2. Fund juggling. Around Php2.6 billion originally meant for emergency repatriation was apparently converted into capital outlay without proper authority. That’s money meant for urgent OFW needs—redirected with no proper approval.

3. Big-ticket transactions done solo. The Php1.4B Deed of Sale and even a donation agreement were signed without Board approval. That’s a clear violation of OWWA’s own Charter.

4. Tax reimbursements? Despite being tax-exempt? An additional addendum was signed to reimburse taxes to the seller—even though OWWA is exempt from those taxes. And yes, still no Board approval.

5. Lease contracts and outside collectors. The property came with existing lease agreements that weren’t disclosed. Worse, someone not from OWWA was reportedly collecting rent from tenants—again, without Board oversight.
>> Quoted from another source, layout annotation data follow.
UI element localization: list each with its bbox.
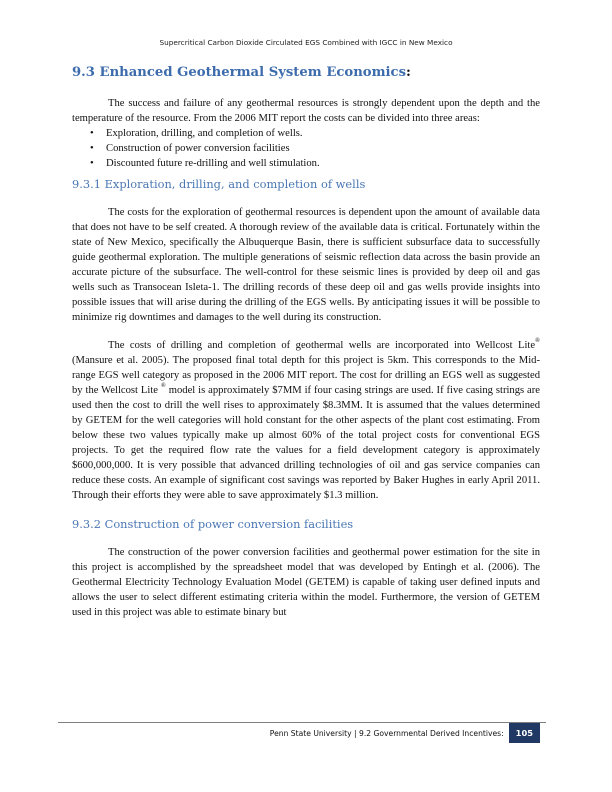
section-heading-colon: : — [406, 65, 411, 80]
running-header: Supercritical Carbon Dioxide Circulated EGS Combined with IGCC in New Mexico — [159, 38, 453, 47]
power-conversion-paragraph: The construction of the power conversion facilities and geothermal power estimation for the site in this project is accomplished by the spreadsheet model that was developed by Entingh et al. (2006). The Geothermal Electricity Technology Evaluation Model (GETEM) is capable of taking user defined inputs and allows the user to select different estimating criteria within the model. Furthermore, the version of GETEM used in this project was able to estimate binary but — [72, 547, 540, 618]
intro-paragraph: The success and failure of any geothermal resources is strongly dependent upon the depth and the temperature of the resource. From the 2006 MIT report the costs can be divided into three areas: — [72, 98, 540, 124]
list-item — [90, 141, 540, 156]
paragraph-text-part: (Mansure et al. 2005). The proposed final total depth for this project is 5km. This corresponds to the Mid-range EGS well category as proposed in the 2006 MIT report. The cost for drilling an EGS well as suggested by the Wellcost Lite — [72, 355, 540, 396]
cost-areas-list — [72, 126, 540, 171]
page-number-badge: 105 — [509, 723, 540, 743]
registered-mark: ® — [160, 382, 166, 390]
bullet-icon: • — [90, 128, 94, 139]
paragraph-text-part: model is approximately $7MM if four casing strings are used. If five casing strings are used then the cost to drill the well rises to approximately $8.3MM. It is assumed that the values determined by GETEM for the well categories will hold constant for the other aspects of the plant cost estimating. From below these two values typically make up almost 60% of the total project costs for conventional EGS projects. To get the required flow rate the values for a field development category is approximately $600,000,000. It is very possible that advanced drilling technologies of oil and gas service companies can reduce these costs. An example of significant cost savings was reported by Baker Hughes in early April 2011. Through their efforts they were able to save approximately $1.3 million. — [72, 385, 540, 501]
list-item — [90, 126, 540, 141]
subsection-heading-power-conversion: 9.3.2 Construction of power conversion facilities — [72, 517, 354, 531]
paragraph-text-part: The costs of drilling and completion of geothermal wells are incorporated into Wellcost Lite — [108, 340, 536, 351]
list-item-text: Exploration, drilling, and completion of wells. — [106, 128, 303, 139]
list-item — [90, 156, 540, 171]
registered-mark: ® — [535, 337, 540, 345]
bullet-icon: • — [90, 143, 94, 154]
subsection-heading-exploration: 9.3.1 Exploration, drilling, and completion of wells — [72, 177, 366, 191]
footer-text: Penn State University | 9.2 Governmental Derived Incentives: — [269, 728, 504, 738]
section-heading — [72, 64, 540, 82]
page-footer — [270, 723, 540, 743]
exploration-paragraph: The costs for the exploration of geothermal resources is dependent upon the amount of available data that does not have to be self created. A thorough review of the available data is critical. Fortunately within the state of New Mexico, specifically the Albuquerque Basin, there is sufficient subsurface data to successfully guide geothermal exploration. The multiple generations of seismic reflection data across the basin provide an accurate picture of the subsurface. The well-control for these seismic lines is provided by deep oil and gas wells such as Transocean Isleta-1. The drilling records of these deep oil and gas wells provide insights into possible issues that will arise during the drilling of the EGS wells. By anticipating issues it will be possible to minimize rig downtimes and damages to the well during its construction. — [72, 207, 540, 323]
list-item-text: Discounted future re-drilling and well stimulation. — [106, 158, 320, 169]
drilling-cost-paragraph — [72, 338, 540, 503]
bullet-icon: • — [90, 158, 94, 169]
section-heading-text: 9.3 Enhanced Geothermal System Economics — [72, 65, 407, 80]
list-item-text: Construction of power conversion facilities — [106, 143, 290, 154]
page-content — [72, 64, 540, 620]
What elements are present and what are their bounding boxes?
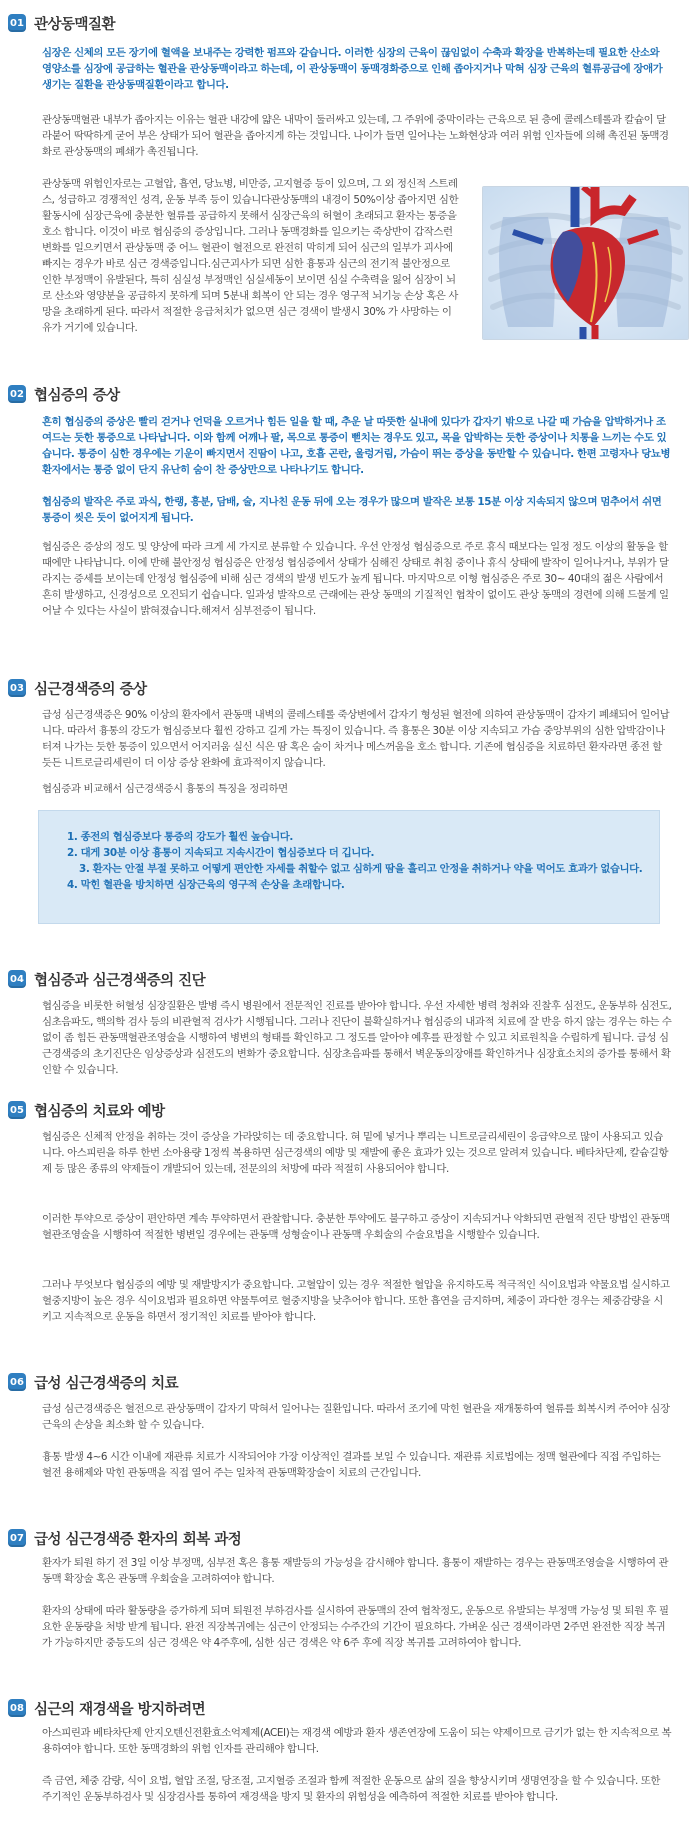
chest-pain-list	[39, 811, 659, 893]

6. Demolition drama. A building with 52 condo units—part of the land’s valuation—was torn down without the Board’s go-ahead. Those units were actually factored into the land’s price when Landbank assessed it.

And that’s just the official list. Secretary Cacdac also pointed out some shady financial movements. One attorney-in-fact (representing the seller) somehow got Php36 million in refunded taxes, and another Php1.4 million in collected rent—after the land was already government property.

The DMW chief made it clear: This wasn’t just about bad judgment. It involved clear procedural violations and major accountability gaps. Now, administrative and criminal charges are on the table for those involved.